А совершенный момент не ждет.

Он поражает нас неожиданно, в миг своего

таинственного свершения.

И мы должны идти ему навстречу,

распахнув глаза в темноту.

Эмилиано захлопнул дневник Ансельмо и бросил его на стол перед собой, подняв облако пыли. Он уже несколько лет не читал больше десяти слов подряд. Его не интересовали придуманные истории. Истории из газет его тоже не интересовали: они были не только придуманные, но еще и лживые.

Люди, живущие в Корвиале, не раз попадали в газеты, на страницы уголовной хроники, и всякий раз журналисты писали горы лжи. Во всяком случае, так говорил владелец бара у дома Эмилиано. Он каждый день покупал свежую газету, разворачивал ее у себя на балконе и начинал ругать журналистов. Он знал наизусть их имена и фамилии, но в итоге припечатывал их всех одними и теми же словами: «продажный лжец».

В дневнике Ансельмо были другие слова. Это были не истории. Точнее, не совсем истории. Они не были лживыми. Они даже могли показаться бессмыслицей, и тем не менее от строчки к строчке складывался образ чего-то большого — того, что не может уместиться на странице. Но вызывает желание пошире раскрыть глаза, чтобы лучше видеть. И читать снова и снова. Эмилиано взял со стола дневник и открыл его на той же странице, там, где было о дороге и тумане и о том, что происходит неожиданно. Одни и те же слова, казалось, меняли смысл при каждом новом прочтении, словно листья, которые чуть колышутся от ветра и меняют свои очертания в неподвижной кроне деревьев.

— Что ты тут делаешь?

Эмилиано не слышал, как в гараж вошел отец.

Он скрестил руки на дневнике, прижав его груди, чтобы отец не заметил, и бросил быстрый взгляд на свой тайник. Открыт. Если отец подойдет поближе, он все увидит. Эмилиано шагнул вперед, прикрывая тайник собой.

— А ты?

— Мне надо взять два крана, — сказал отец, положив руку на плечо Эмилиано, чтобы чуть сдвинуть сына в сторону. Эмилиано стоял как вкопанный.

— Они там, за тобой.

Эмилиано прекрасно знал, где краны, но кроме кранов там было еще кое-что, чего отец не должен был видеть.

— Па, ты любишь читать?

Нелепая попытка отвлечь внимание.

Отец сделал шаг назад и в недоумении посмотрел на сына:

— Я люблю работать. И я опаздываю.

— Я просто хотел немного поболтать.

Ложь, но отец ее не заметил. Он вообще ничего не замечал в своей жизни. Во всем мире для него существовало только то, что можно было установить в чей-нибудь сортир.

— Ну так передай мне краны, пока болтаешь.

Эмилиано повернулся к отцу спиной и спрятал дневник в ящик рядом с бабушкиной булавкой.
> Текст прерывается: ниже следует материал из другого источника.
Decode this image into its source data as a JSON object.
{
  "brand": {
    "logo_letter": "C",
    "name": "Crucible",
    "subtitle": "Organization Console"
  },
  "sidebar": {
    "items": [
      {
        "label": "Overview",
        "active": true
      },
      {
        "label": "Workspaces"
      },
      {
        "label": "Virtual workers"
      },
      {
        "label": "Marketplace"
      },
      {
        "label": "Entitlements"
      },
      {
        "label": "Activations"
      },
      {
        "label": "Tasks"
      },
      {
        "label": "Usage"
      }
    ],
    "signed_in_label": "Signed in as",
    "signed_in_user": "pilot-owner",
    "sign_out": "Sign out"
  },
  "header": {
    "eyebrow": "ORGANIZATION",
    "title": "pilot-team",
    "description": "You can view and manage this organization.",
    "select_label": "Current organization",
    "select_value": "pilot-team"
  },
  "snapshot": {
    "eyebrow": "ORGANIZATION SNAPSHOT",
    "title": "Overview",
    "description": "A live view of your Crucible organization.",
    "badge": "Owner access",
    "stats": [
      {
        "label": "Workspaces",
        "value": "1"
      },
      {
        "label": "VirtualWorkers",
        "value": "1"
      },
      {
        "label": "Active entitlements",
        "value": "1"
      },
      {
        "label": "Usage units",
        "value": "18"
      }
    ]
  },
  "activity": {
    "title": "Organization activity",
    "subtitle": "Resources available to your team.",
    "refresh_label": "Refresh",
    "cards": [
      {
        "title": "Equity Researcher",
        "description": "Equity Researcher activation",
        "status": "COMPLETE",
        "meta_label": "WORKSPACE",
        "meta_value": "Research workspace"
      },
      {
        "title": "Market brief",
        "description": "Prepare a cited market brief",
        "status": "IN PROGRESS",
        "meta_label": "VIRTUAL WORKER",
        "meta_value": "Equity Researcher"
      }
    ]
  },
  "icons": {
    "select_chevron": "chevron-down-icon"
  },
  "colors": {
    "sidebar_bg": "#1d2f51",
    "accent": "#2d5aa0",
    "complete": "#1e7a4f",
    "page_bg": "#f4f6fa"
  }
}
Потом взял краны, стараясь шуметь как можно громче, чтобы заглушить металлический звук, с которым тайник исчезал в стене, прячась подальше от глаз отца.

— Держи свои краны.

Большие грязные руки крепко сжали блестящие трубы. Эмилиано сберег свой секрет. Это было нетрудно.

— Так о чем ты хотел поболтать?

Эмилиано покачал головой:

— Так, ни о чем.

Отец, казалось, обиделся. Хотел что-то сказать, но не знал что. Прижал два крана к поношенному комбинезону и опустил глаза, как школьник, который просит разрешения выйти из класса.
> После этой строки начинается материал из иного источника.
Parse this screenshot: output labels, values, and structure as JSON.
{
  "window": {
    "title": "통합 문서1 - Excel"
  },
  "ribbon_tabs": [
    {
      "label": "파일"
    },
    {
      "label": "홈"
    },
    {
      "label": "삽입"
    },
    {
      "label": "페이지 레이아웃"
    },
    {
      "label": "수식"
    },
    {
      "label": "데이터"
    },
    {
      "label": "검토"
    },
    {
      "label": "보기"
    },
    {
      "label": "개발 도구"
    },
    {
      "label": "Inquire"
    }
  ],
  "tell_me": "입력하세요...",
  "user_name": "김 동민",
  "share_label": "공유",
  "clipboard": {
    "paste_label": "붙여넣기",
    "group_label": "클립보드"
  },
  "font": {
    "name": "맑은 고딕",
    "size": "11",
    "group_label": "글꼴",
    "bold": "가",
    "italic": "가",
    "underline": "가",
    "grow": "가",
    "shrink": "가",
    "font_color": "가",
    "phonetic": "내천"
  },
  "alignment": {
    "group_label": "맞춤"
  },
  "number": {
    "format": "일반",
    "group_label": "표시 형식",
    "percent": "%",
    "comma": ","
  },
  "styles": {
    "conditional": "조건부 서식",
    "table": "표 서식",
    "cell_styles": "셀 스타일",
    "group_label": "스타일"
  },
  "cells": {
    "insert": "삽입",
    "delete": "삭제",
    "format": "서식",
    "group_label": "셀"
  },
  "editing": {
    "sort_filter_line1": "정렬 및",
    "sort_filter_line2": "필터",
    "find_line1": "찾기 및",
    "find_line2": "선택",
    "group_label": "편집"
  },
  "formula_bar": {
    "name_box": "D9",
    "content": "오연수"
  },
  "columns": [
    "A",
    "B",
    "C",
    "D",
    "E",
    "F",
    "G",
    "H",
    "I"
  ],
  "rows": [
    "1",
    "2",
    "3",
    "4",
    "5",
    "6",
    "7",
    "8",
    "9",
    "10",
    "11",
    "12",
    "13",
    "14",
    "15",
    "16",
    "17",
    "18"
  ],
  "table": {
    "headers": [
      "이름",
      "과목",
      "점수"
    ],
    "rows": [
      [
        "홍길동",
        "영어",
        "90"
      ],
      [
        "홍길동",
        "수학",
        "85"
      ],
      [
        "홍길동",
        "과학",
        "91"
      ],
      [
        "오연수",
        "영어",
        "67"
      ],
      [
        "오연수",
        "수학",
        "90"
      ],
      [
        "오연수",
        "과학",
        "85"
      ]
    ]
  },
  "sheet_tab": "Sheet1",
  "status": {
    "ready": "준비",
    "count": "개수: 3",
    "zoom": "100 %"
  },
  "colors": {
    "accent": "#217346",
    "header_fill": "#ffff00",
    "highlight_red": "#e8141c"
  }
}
— Мне надо идти работать. Увидимся дома. Приходи пораньше.

А сам всегда приходил попозже.

— Хорошо.

— Хорошо.

Что «хорошо»-то? Ничего хорошего в этих словах не было. От них не становилось хорошо. Они были совсем не похожи на слова, записанные в дневнике. Они ничего не значили. Они были настолько бессмысленны, что тут же исчезали. И оставляли пустоту.
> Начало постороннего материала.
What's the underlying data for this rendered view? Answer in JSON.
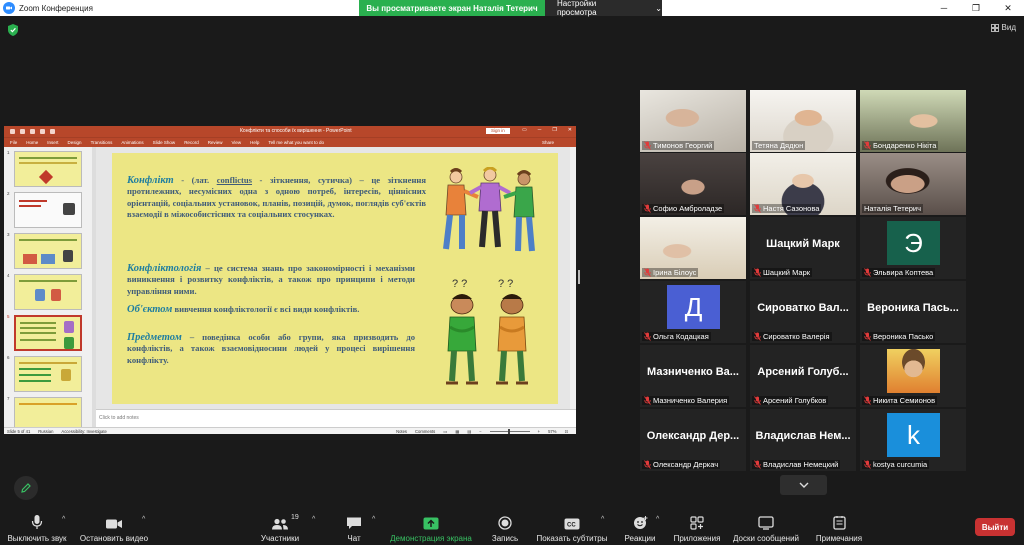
{
  "window": {
    "title": "Zoom Конференция",
    "share_banner": "Вы просматриваете экран Наталія Тетерич",
    "view_options": "Настройки просмотра",
    "view_button": "Вид"
  },
  "ppt": {
    "doc_title": "Конфлікти та способи їх вирішення  -  PowerPoint",
    "sign_in": "Sign in",
    "ribbon_tabs": [
      "File",
      "Home",
      "Insert",
      "Design",
      "Transitions",
      "Animations",
      "Slide Show",
      "Record",
      "Review",
      "View",
      "Help",
      "Tell me what you want to do"
    ],
    "share": "Share",
    "notes_placeholder": "Click to add notes",
    "status": {
      "slide": "Slide 5 of 41",
      "language": "Russian",
      "accessibility": "Accessibility: Investigate",
      "notes": "Notes",
      "comments": "Comments",
      "zoom": "57%"
    },
    "thumb_numbers": [
      "1",
      "2",
      "3",
      "4",
      "5",
      "6",
      "7"
    ],
    "selected_thumb": 5,
    "slide": {
      "p1_term": "Конфлікт",
      "p1_a": " - (лат. ",
      "p1_latin": "conflictus",
      "p1_b": " - зіткнення, сутичка) – це зіткнення протилежних, несумісних одна з одною потреб, інтересів, ціннісних орієнтацій, соціальних установок, планів, позицій, думок, поглядів суб'єктів взаємодії в міжособистісних та соціальних стосунках.",
      "p2_term": "Конфліктологія",
      "p2_text": " – це система знань про закономірності і механізми виникнення і розвитку конфліктів, а також про принципи і методи управління ними.",
      "p3_term": "Об'єктом",
      "p3_text": " вивчення конфліктології є всі види конфліктів.",
      "p4_term": "Предметом",
      "p4_text": " – поведінка особи або групи, яка призводить до конфліктів, а також взаємовідносини людей у процесі вирішення конфлікту."
    }
  },
  "participants": [
    {
      "name": "Тимонов Георгий",
      "type": "video",
      "muted": true
    },
    {
      "name": "Тетяна Дядюн",
      "type": "video",
      "muted": false
    },
    {
      "name": "Бондаренко Нікіта",
      "type": "video",
      "muted": true
    },
    {
      "name": "Софио Амброладзе",
      "type": "video",
      "muted": true
    },
    {
      "name": "Настя Сазонова",
      "type": "video",
      "muted": true
    },
    {
      "name": "Наталія Тетерич",
      "type": "video",
      "muted": false,
      "active": true
    },
    {
      "name": "Ірина Білоус",
      "type": "video",
      "muted": true
    },
    {
      "name": "Шацкий Марк",
      "type": "text",
      "big": "Шацкий Марк",
      "muted": true
    },
    {
      "name": "Эльвира Коптева",
      "type": "avatar",
      "letter": "Э",
      "color": "#17614c",
      "muted": true
    },
    {
      "name": "Ольга Кодацкая",
      "type": "avatar",
      "letter": "Д",
      "color": "#4a5fd3",
      "muted": true
    },
    {
      "name": "Сироватко Валерія",
      "type": "text",
      "big": "Сироватко Вал...",
      "muted": true
    },
    {
      "name": "Вероника Пасько",
      "type": "text",
      "big": "Вероника Пась...",
      "muted": true
    },
    {
      "name": "Мазниченко Валерия",
      "type": "text",
      "big": "Мазниченко Ва...",
      "muted": true
    },
    {
      "name": "Арсений Голубков",
      "type": "text",
      "big": "Арсений Голуб...",
      "muted": true
    },
    {
      "name": "Никита Семионов",
      "type": "photo",
      "muted": true
    },
    {
      "name": "Олександр Деркач",
      "type": "text",
      "big": "Олександр Дер...",
      "muted": true
    },
    {
      "name": "Владислав Немецкий",
      "type": "text",
      "big": "Владислав Нем...",
      "muted": true
    },
    {
      "name": "kostya curcumia",
      "type": "avatar",
      "letter": "k",
      "color": "#1a8fdb",
      "muted": true
    }
  ],
  "toolbar": {
    "mute": "Выключить звук",
    "video": "Остановить видео",
    "participants": "Участники",
    "participants_count": "19",
    "chat": "Чат",
    "share": "Демонстрация экрана",
    "record": "Запись",
    "captions": "Показать субтитры",
    "reactions": "Реакции",
    "apps": "Приложения",
    "whiteboards": "Доски сообщений",
    "notes": "Примечания",
    "leave": "Выйти"
  },
  "colors": {
    "accent_green": "#2ab04f",
    "exit_red": "#c83232",
    "slide_bg": "#ece684",
    "ppt_red": "#b7472a"
  }
}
Прислушиваясь к всхлипываниям отцовского фургона во дворе, Эмилиано снова подошел к тайнику, вынул из него булавку и сунул ее в карман, единственное место, где она действительно будет в безопасности. Потом быстро вышел из гаража, будто куда-то опаздывал. И тут он заметил, что он и в самом деле опаздывает. На несколько лет.

Загрузка...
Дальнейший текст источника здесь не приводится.